Mongolians vote to elect new president

June 26, 2017 11:16 am

People in traditional dress arrive to vote in the Mongolian presidential election at the Erdene Sum Ger (Yurt) polling station in Tuul Valley, Mongolia, June 26, 2017. (Photo by AFP)

Mongolians cast ballots on Monday to choose between a horse breeder, a judoka, and a feng shui master in a presidential election rife with corruption scandals and nationalist rhetoric.
From its sprawling steppes to its capital and even in yurts serving as polling stations, people began to vote in a landlocked country sandwiched between Russia and China that was once viewed as an oasis of democracy full of economic promise.
Nomadic herders filed into a yurt in the city of Erdene Sum, 100 kilometers east of the capital, Ulan Bator, to cast their ballots, wearing the traditional deel coat, fedoras, and boots.
The resource-rich nation of just three million has struggled in recent years with mounting debt and low voter turnout.
The next president will inherit a $5.5-billion International Monetary Fund-led bailout designed to stabilize its economy and lessen its dependence on China, which purchases 80 percent of Mongolian exports.
But voters have heard little from the three candidates about unemployment and jobs — their top concerns in opinion polls — as campaigns have instead focused on their opponents’ allegedly shady pasts.

Mongolia’s candidates for the presidential election Ganbaatar Sainkhuu (L), Enkhbold Miyegombo (C), and Battulga Khaltmaa take part in a televised debate in Ulan Bator, June 24, 2017. (Photo by AFP)

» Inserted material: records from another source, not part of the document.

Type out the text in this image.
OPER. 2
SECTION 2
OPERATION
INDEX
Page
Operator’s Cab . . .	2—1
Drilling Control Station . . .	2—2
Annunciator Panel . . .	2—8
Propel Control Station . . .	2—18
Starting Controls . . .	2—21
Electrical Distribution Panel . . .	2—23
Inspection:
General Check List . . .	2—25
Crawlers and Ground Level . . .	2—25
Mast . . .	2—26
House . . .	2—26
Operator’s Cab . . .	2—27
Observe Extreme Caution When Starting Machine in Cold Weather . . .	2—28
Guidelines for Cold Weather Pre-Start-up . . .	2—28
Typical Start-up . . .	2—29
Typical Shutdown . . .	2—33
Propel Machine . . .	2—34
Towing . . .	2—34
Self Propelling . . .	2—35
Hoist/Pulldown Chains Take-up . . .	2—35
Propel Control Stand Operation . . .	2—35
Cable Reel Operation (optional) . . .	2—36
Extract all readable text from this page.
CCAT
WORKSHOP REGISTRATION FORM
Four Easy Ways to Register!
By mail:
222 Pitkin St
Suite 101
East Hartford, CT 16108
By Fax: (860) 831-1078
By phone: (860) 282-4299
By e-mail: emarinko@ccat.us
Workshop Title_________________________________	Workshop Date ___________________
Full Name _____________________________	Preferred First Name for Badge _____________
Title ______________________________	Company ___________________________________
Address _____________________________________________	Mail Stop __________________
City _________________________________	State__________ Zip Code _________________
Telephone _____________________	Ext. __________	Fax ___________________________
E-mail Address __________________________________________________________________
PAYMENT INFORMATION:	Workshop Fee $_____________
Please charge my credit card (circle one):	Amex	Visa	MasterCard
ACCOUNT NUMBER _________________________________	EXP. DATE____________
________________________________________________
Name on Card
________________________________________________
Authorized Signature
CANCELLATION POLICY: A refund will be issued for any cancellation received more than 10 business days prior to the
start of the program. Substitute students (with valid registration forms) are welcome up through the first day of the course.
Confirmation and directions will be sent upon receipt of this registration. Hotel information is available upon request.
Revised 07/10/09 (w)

Among the accusations are a 60-billion tugrik ($25-million) scheme to sell government posts, hefty offshore accounts, and a clandestine donation from a member of a South Korean church — all of which the candidates have denied.
The campaign was also marked by moments of anti-Chinese sentiment, with candidate Mieygombo Enkhbold of the parliament-ruling Mongolian People’s Party (MPP) publishing his family tree to rebuff claims that he had Chinese blood.
“(The election) is truly testing the nerves of voters,” Gerel Orgil, a Mongolian public opinion analyst, told AFP. “It’s been like watching a bullfight.”